What’s a counselor to do?  Get students back to their center, of course.

*  Auntie may have meant well when she decided to share the academic advice she heard on talk radio, but this really didn’t help, since students are perpetually worried about who they are and how they compare to others.  After empathizing with the student, try asking these two questions:

“So, if you were taking Algebra I now, what grade do you think you’d have?”

Assuming the student answers something like D, F, or Q, respond by saying:

“So your aunt really thinks that would impress a college?”

The point is to assure the student that what matters is if they’re giving their all to their studies.  If they are, great; no one, including a college, could ask for more, and no hard-working student needs to wonder about that.

If they aren’t, it’s time to talk about what more could be done with school work, not because Auntie is right, but because that’s what’s best for the student, and the student knows that—that’s why they’re talking to you.

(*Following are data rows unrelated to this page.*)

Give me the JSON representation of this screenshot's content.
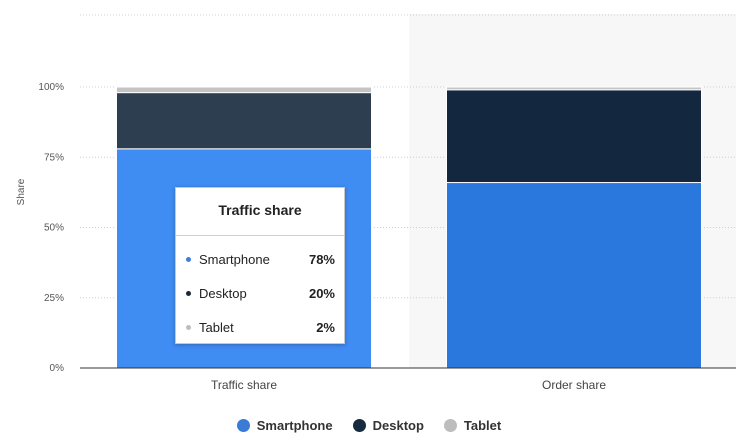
{
  "chart_data": {
    "type": "bar",
    "stacked": true,
    "categories": [
      "Traffic share",
      "Order share"
    ],
    "series": [
      {
        "name": "Smartphone",
        "values": [
          78,
          66
        ],
        "color": "#3f8cf3"
      },
      {
        "name": "Desktop",
        "values": [
          20,
          33
        ],
        "color": "#2c3e50"
      },
      {
        "name": "Tablet",
        "values": [
          2,
          1
        ],
        "color": "#c4c4c4"
      }
    ],
    "ylabel": "Share",
    "ylim": [
      0,
      100
    ],
    "yticks": [
      "0%",
      "25%",
      "50%",
      "75%",
      "100%"
    ],
    "grid": true,
    "legend_position": "bottom"
  },
  "tooltip": {
    "title": "Traffic share",
    "rows": [
      {
        "name": "Smartphone",
        "value": "78%",
        "color": "#3a7fe0"
      },
      {
        "name": "Desktop",
        "value": "20%",
        "color": "#1b2838"
      },
      {
        "name": "Tablet",
        "value": "2%",
        "color": "#bdbdbd"
      }
    ]
  },
  "legend": {
    "items": [
      {
        "label": "Smartphone",
        "color": "#3a7bd5"
      },
      {
        "label": "Desktop",
        "color": "#162a40"
      },
      {
        "label": "Tablet",
        "color": "#bdbdbd"
      }
    ]
  },
  "colors": {
    "traffic_smartphone": "#3f8cf3",
    "traffic_desktop": "#2c3e50",
    "traffic_tablet": "#c4c4c4",
    "order_smartphone": "#2a78dd",
    "order_desktop": "#13283f",
    "order_tablet": "#c4c4c4",
    "highlight_band": "#f7f7f7"
  }
}
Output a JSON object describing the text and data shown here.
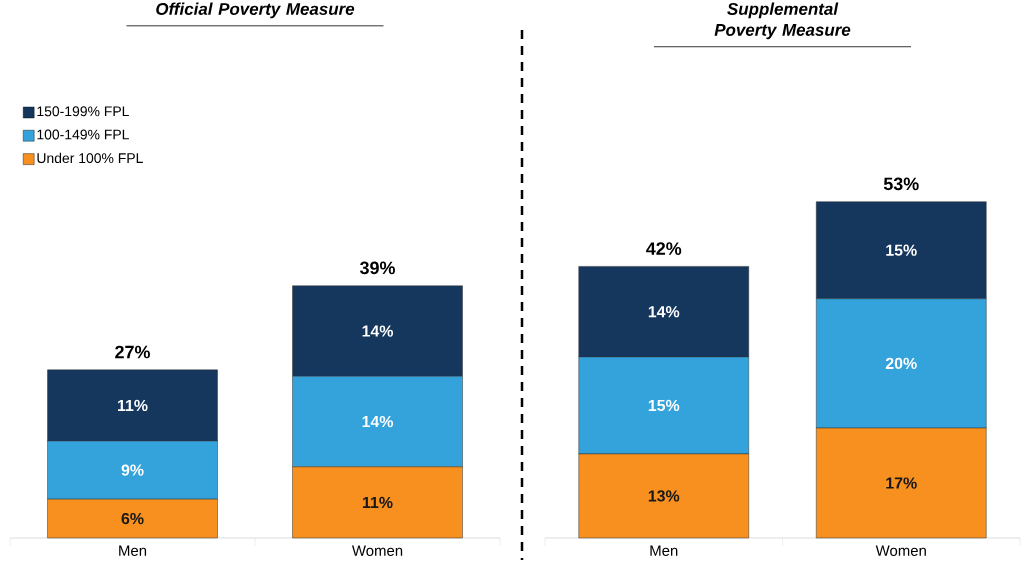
{
  "chart_data": [
    {
      "type": "bar",
      "stacked": true,
      "title": "Official Poverty Measure",
      "categories": [
        "Men",
        "Women"
      ],
      "legend": "top left",
      "series": [
        {
          "name": "Under 100% FPL",
          "color": "#f7901e",
          "values": [
            6,
            11
          ],
          "value_labels": [
            "6%",
            "11%"
          ]
        },
        {
          "name": "100-149% FPL",
          "color": "#34a3dc",
          "values": [
            9,
            14
          ],
          "value_labels": [
            "9%",
            "14%"
          ]
        },
        {
          "name": "150-199% FPL",
          "color": "#15375e",
          "values": [
            11,
            14
          ],
          "value_labels": [
            "11%",
            "14%"
          ]
        }
      ],
      "totals": [
        "27%",
        "39%"
      ]
    },
    {
      "type": "bar",
      "stacked": true,
      "title": "Supplemental Poverty Measure",
      "categories": [
        "Men",
        "Women"
      ],
      "series": [
        {
          "color": "#f7901e",
          "values": [
            13,
            17
          ],
          "value_labels": [
            "13%",
            "17%"
          ]
        },
        {
          "color": "#34a3dc",
          "values": [
            15,
            20
          ],
          "value_labels": [
            "15%",
            "20%"
          ]
        },
        {
          "color": "#15375e",
          "values": [
            14,
            15
          ],
          "value_labels": [
            "14%",
            "15%"
          ]
        }
      ],
      "totals": [
        "42%",
        "53%"
      ]
    }
  ]
}
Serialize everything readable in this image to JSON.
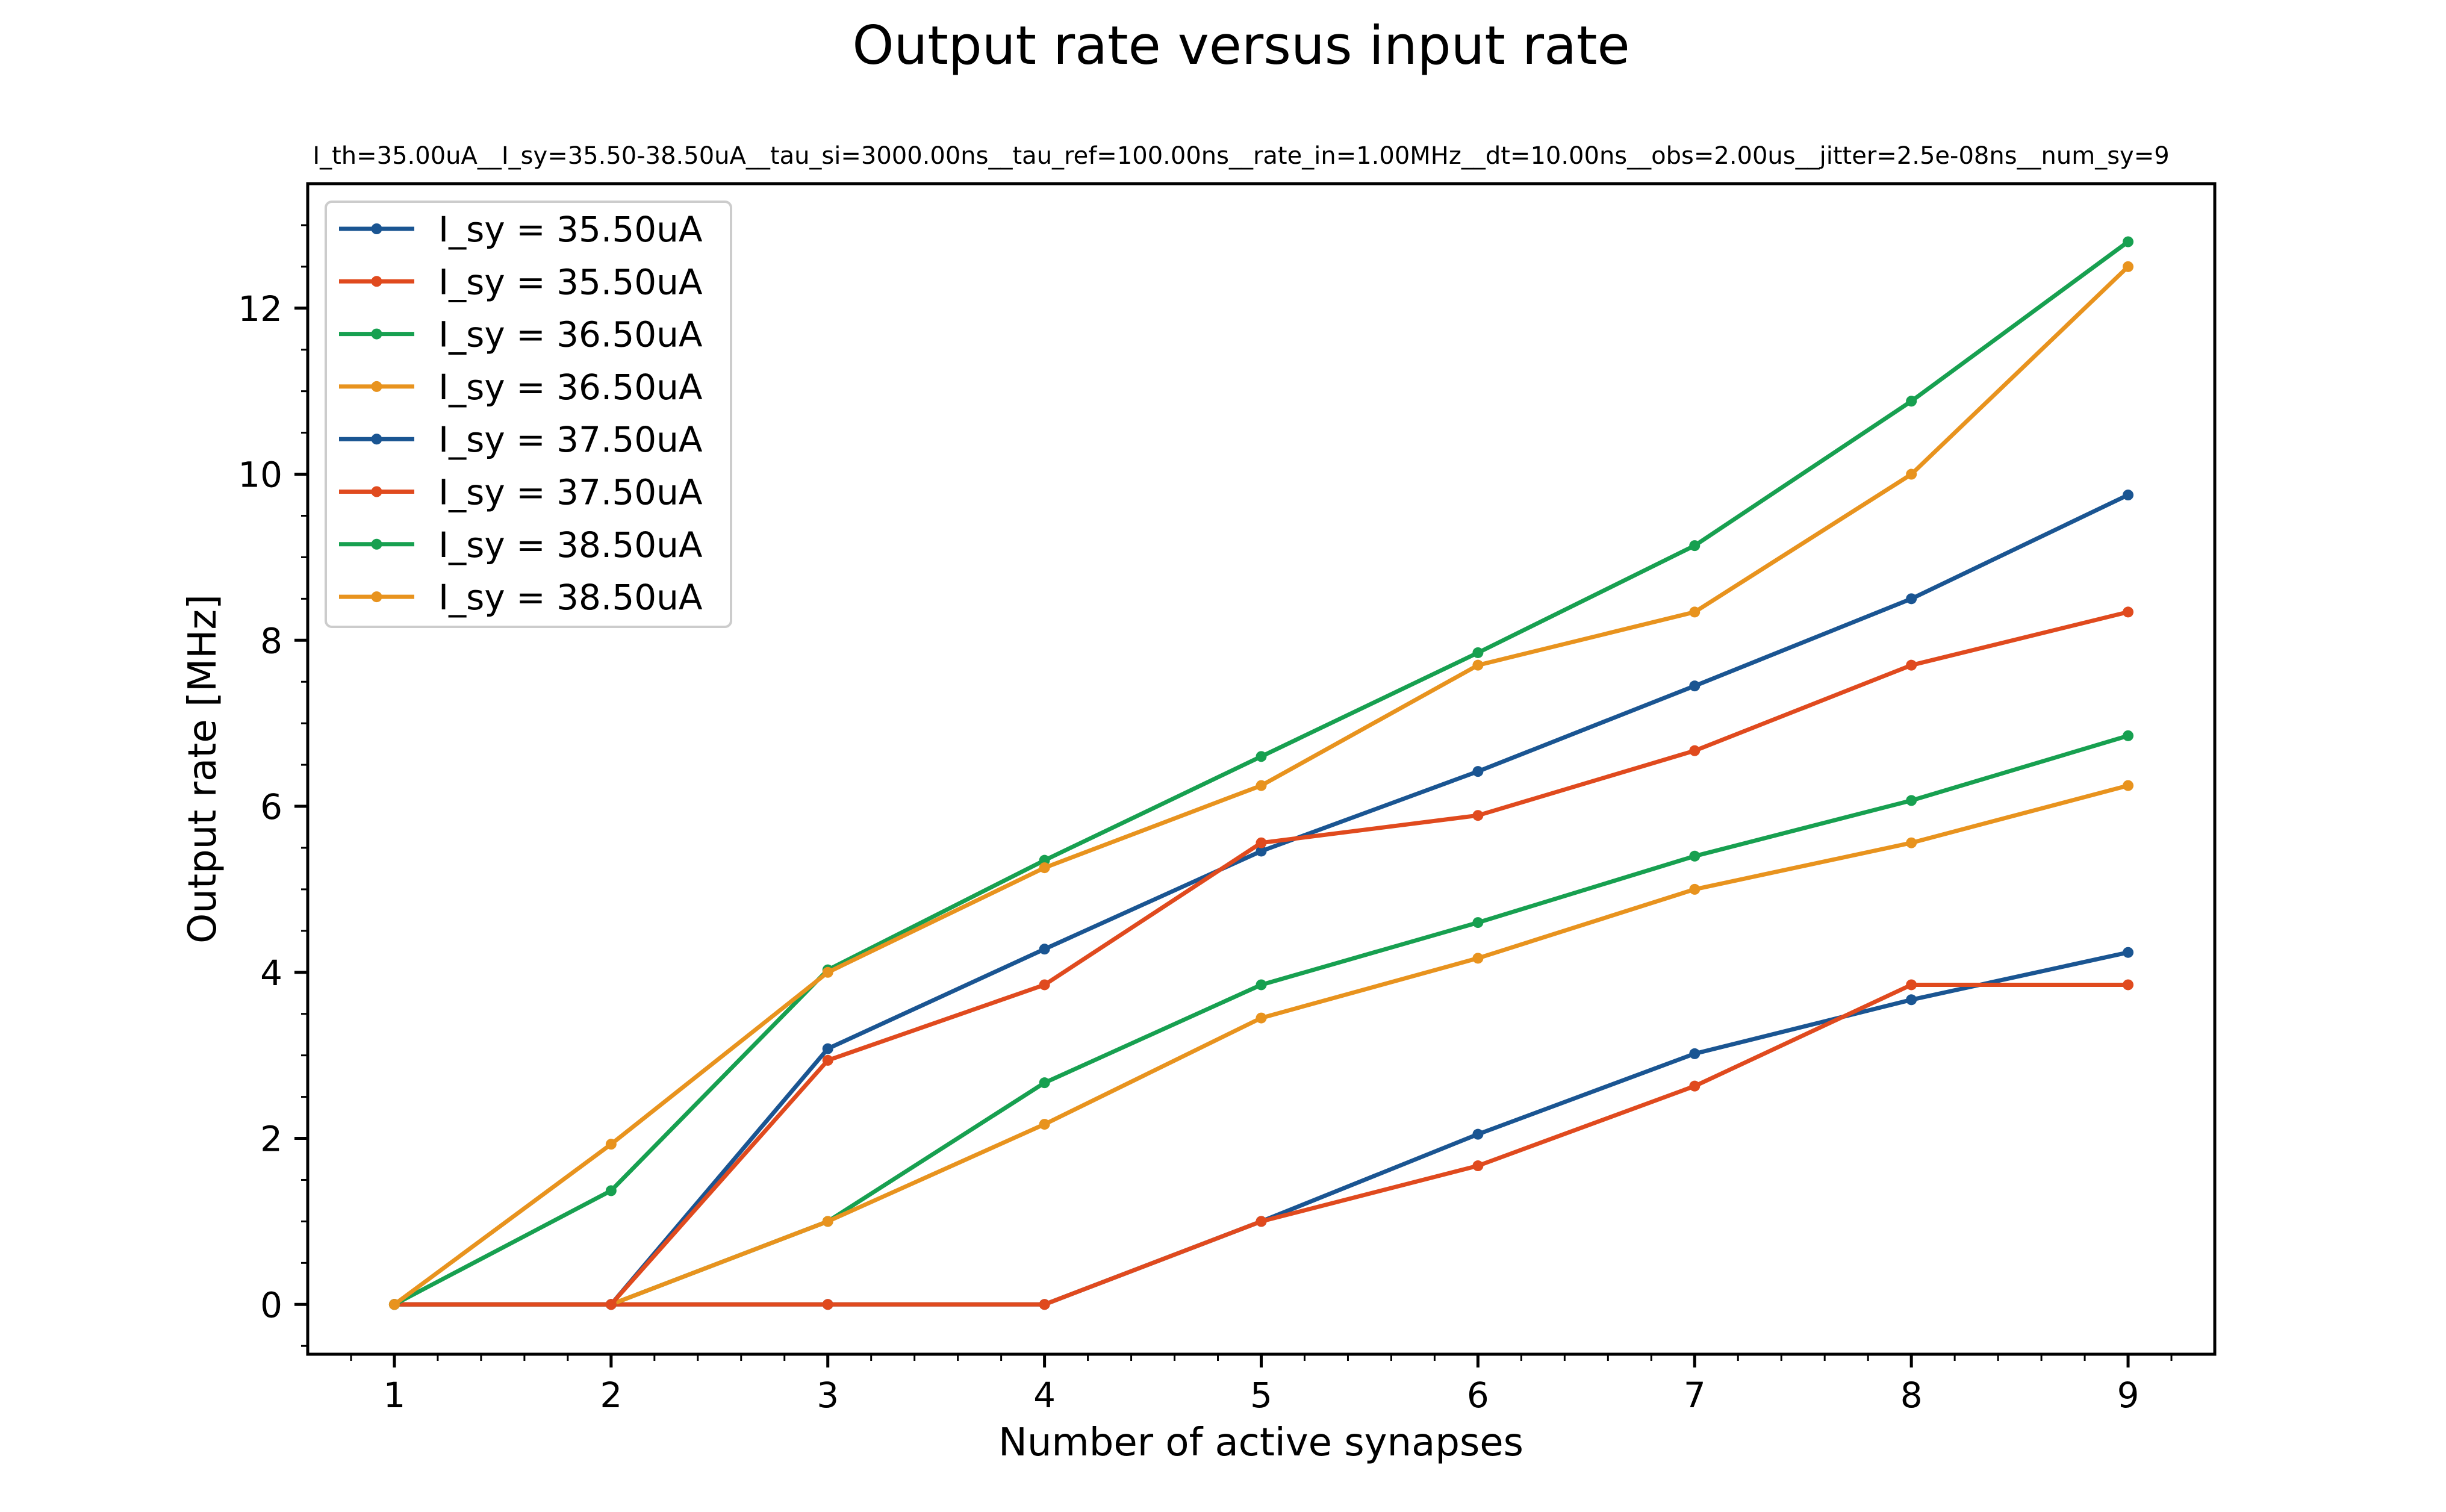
{
  "chart_data": {
    "type": "line",
    "title": "Output rate versus input rate",
    "subtitle": "I_th=35.00uA__I_sy=35.50-38.50uA__tau_si=3000.00ns__tau_ref=100.00ns__rate_in=1.00MHz__dt=10.00ns__obs=2.00us__jitter=2.5e-08ns__num_sy=9",
    "xlabel": "Number of active synapses",
    "ylabel": "Output rate [MHz]",
    "x": [
      1,
      2,
      3,
      4,
      5,
      6,
      7,
      8,
      9
    ],
    "xticks": [
      "1",
      "2",
      "3",
      "4",
      "5",
      "6",
      "7",
      "8",
      "9"
    ],
    "yticks": [
      "0",
      "2",
      "4",
      "6",
      "8",
      "10",
      "12"
    ],
    "xlim": [
      0.6,
      9.4
    ],
    "ylim": [
      -0.6,
      13.5
    ],
    "grid": false,
    "legend_position": "upper-left",
    "series": [
      {
        "name": "I_sy = 35.50uA",
        "color": "#1a5592",
        "values": [
          0,
          0,
          0,
          0,
          1.0,
          2.05,
          3.02,
          3.67,
          4.24
        ]
      },
      {
        "name": "I_sy = 35.50uA",
        "color": "#e04a1e",
        "values": [
          0,
          0,
          0,
          0,
          1.0,
          1.67,
          2.63,
          3.85,
          3.85
        ]
      },
      {
        "name": "I_sy = 36.50uA",
        "color": "#17a050",
        "values": [
          0,
          0,
          1.0,
          2.67,
          3.85,
          4.6,
          5.4,
          6.07,
          6.85
        ]
      },
      {
        "name": "I_sy = 36.50uA",
        "color": "#e8931e",
        "values": [
          0,
          0,
          1.0,
          2.17,
          3.45,
          4.17,
          5.0,
          5.56,
          6.25
        ]
      },
      {
        "name": "I_sy = 37.50uA",
        "color": "#1a5592",
        "values": [
          0,
          0,
          3.08,
          4.28,
          5.46,
          6.42,
          7.45,
          8.5,
          9.75
        ]
      },
      {
        "name": "I_sy = 37.50uA",
        "color": "#e04a1e",
        "values": [
          0,
          0,
          2.94,
          3.85,
          5.56,
          5.89,
          6.67,
          7.7,
          8.34
        ]
      },
      {
        "name": "I_sy = 38.50uA",
        "color": "#17a050",
        "values": [
          0,
          1.37,
          4.03,
          5.35,
          6.6,
          7.85,
          9.14,
          10.88,
          12.8
        ]
      },
      {
        "name": "I_sy = 38.50uA",
        "color": "#e8931e",
        "values": [
          0,
          1.93,
          4.0,
          5.26,
          6.25,
          7.7,
          8.34,
          10.0,
          12.5
        ]
      }
    ]
  }
}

*  There’s an excellent chance the one who needs counseling is the big brother who’s back at college, not the little brother who is shivering in your office because he wore no jacket at all to school today.  Still, it won’t help to tell your client his brother has issues—chances are he needs to hear something like:

“Wow.  That doesn’t look like your brother’s jacket.  That’s yours, right?  You earned it, right?  Then I guess you have the right to wear it with pride, just like many of your teammates do.”

And that will probably be the end of that.

*  I’d need a week to articulate my dismay over the parental attitude of “go help the needy—it will help you get into college.”  Along with colleges, high schools, city councils, and darn near everybody else like to have community members who make the world a better place and think of someone besides themselves.  Community service can help teach that…

…which is exactly why you should prepare a special list of community service options and send it to the parents, along with this note:

“Here’s a list of activities you can do as a family in our community—but you have to do them together. Colleges will tell you-- charity begins at home.”

Keep these ideas in mind, and it may turn out the best gift your students received wasn’t wrapped in paper after all.